Our girl Lara has been on a crazy journey, hasn't she? Starting out as a pixelated female version of Indiana Jones, Lara Croft was introduced to us in 1996 on the PC, and brought an interesting twist to normal adventure games. Expansive 3D caves, winding passages, thought provoking puzzles, all mixed with the dangers of wild creatures; Tomb Raider was the quintessential adventure. Now after countless sequels, spin offs, and reiterations, we have found our dear Lara in her newest re-rebirth as a young, unexperienced adventurer on the quest, not only for riches, but for survival.
The new Tomb Raider feels familiar… yet, new and improved for the broader audience. You don't start at a cavern, or tomb, looking for a lost artifact or treasure, and go on your merry way. Our young, green Lara is found stranded on an island after her ship was destroyed, leaving her on a journey to collect her crew and friends, and somehow escape the tumultuous island. What began as an excavation of the lost treasure of Himiko, turns into a deadly fight for survival.
Story: As explained a bit above, Lara and her crew are on the search for a lost treasure of Himiko, and set them on a course to the island of Yamatai. The island, like the mystery of the Sun Queen itself, is unpredictable and volatile, as letters and documents are found all through the land. Traders, scientist, and soldiers all experiencing the terrifying might of the island, and their inability to leave.
Through your trek across the island, Lara must find her friend Sam, who has been kidnapped by a group of cultist who became obsessed with Himiko, and her mysterious powers. Lara fights through the small militia as she tries to save her friends, although losing some along the way. The countless deaths start to wear down our young adventurer, turning her into a hardened badass. Through countless attempts of escaping, even after a failed aerial rescue, Lara doesn't lose hope, and still carries on to thwart the curse of the Sun Queen, and to finally escape the island once and for all.
While it isn't far-fetched for Tomb Raiders standards (see Legends use of King Arthur), it seemed a bit off for how realistic Crystal Dynamics wanted to make the new reboot feel. For a game that builds on the actual character of Lara Croft, and showing us how she became the thrill seeking adrenaline junkie, they still place her in an overly superstitious journey.
The quiet before the storm.
Gameplay: The game play derives a lot from Naughty Dog's Uncharted series, which is not a bad thing at all. The guns in the title are smooth and precise, each with their own perks over the other. I enjoyed the stealth aspect of the game, and relied heavily on the bow and silenced pistol (which later turns to pistols), as they both give you accuracy while remaining hidden. Some parts of the game require a louder approach, in which the shotgun proves to be quite effective. Armored enemies, which can be incredibly deadly if not careful, are easily disposed of with a few shotgun blasts to the chest, until you finish them off with a nice pick axe to the skull.

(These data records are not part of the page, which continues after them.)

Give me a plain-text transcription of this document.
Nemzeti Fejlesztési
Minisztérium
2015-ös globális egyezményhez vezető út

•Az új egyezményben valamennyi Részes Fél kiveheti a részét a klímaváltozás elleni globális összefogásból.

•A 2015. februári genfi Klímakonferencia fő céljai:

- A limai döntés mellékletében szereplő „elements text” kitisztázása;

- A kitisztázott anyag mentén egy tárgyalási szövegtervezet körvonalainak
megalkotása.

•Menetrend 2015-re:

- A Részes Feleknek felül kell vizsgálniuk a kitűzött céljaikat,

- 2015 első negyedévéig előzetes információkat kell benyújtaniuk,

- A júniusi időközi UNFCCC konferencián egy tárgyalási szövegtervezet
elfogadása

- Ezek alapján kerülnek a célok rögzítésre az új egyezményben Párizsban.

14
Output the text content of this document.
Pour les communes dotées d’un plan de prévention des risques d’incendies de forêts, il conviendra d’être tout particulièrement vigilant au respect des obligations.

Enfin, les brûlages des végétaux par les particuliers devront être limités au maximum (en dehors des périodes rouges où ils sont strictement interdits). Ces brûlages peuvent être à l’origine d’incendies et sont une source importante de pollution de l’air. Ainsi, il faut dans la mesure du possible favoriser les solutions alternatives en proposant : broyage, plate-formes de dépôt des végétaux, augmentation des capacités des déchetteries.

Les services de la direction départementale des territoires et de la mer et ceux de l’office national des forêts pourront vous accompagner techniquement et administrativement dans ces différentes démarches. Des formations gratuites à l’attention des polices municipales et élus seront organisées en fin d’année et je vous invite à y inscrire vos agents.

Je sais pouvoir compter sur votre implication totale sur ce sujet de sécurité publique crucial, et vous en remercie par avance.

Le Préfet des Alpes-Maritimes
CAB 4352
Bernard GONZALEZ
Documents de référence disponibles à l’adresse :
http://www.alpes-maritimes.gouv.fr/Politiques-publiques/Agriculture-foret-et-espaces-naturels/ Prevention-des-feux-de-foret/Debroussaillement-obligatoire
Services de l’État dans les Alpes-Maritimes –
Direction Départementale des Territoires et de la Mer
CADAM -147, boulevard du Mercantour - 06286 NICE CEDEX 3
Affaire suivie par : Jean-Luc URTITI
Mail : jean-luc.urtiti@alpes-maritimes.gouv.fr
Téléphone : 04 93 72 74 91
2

The overall exploration of the title is impressive, and gives a lot of variety to the player. Much like the later Tomb Raider titles (Legend and Anniversary to be precise), the game features a lot of rock climbing and physics based puzzles. I found myself using the environment a lot when trying to pick off unsuspecting hunters, and was amazed how seamless I went from tree to tree.
Hectic, but glorious.
Multiplayer: Here is where I was not impressed with the title. I gave the multiplayer a few matches before ultimately quitting in both anger and confusion. It felt tacked on, and completely unnecessary, and wished they would have left it out to begin with. While it shared the same mechanics of the single player portion, the only reason I would attempt it again is for the trophies.
Graphics: For being a remastered version of a last generation title, the changes they did make were impressive. While it already was a great looking title, the extra effects were a nice touch for the new consoles. Extra rain effect, better lighting, as well as 60 fps (with the occasional drops) made it a worthy replay in my book.
Not large, but definitely noticeable.
Sound: The soundtrack and effects are all relatively great, and especially fitting to the grandiose scale of some of the areas. The one aspect that got under my skin was Lara's voice. The accent sounded… off, in my opinion, almost as if fake. I do have to give the actress credit for conveying such emotion in the character, and all of the panting and screaming that must have strained her throat.
Overall: I would say the game is definitely worth the play through. I averaged about 12 hours of gameplay in one playthrough, which included all of the tombs explored, as well as two skill trees maxed out. You can continue your gameplay well after you have completed the main story if you wish to collect everything in the title, which can add an addition 6-7 hours of gameplay. Whether you have an Xbox One or a Playstation 4 (which I played on), it is a nice game for your collection until more titles come out in the following months.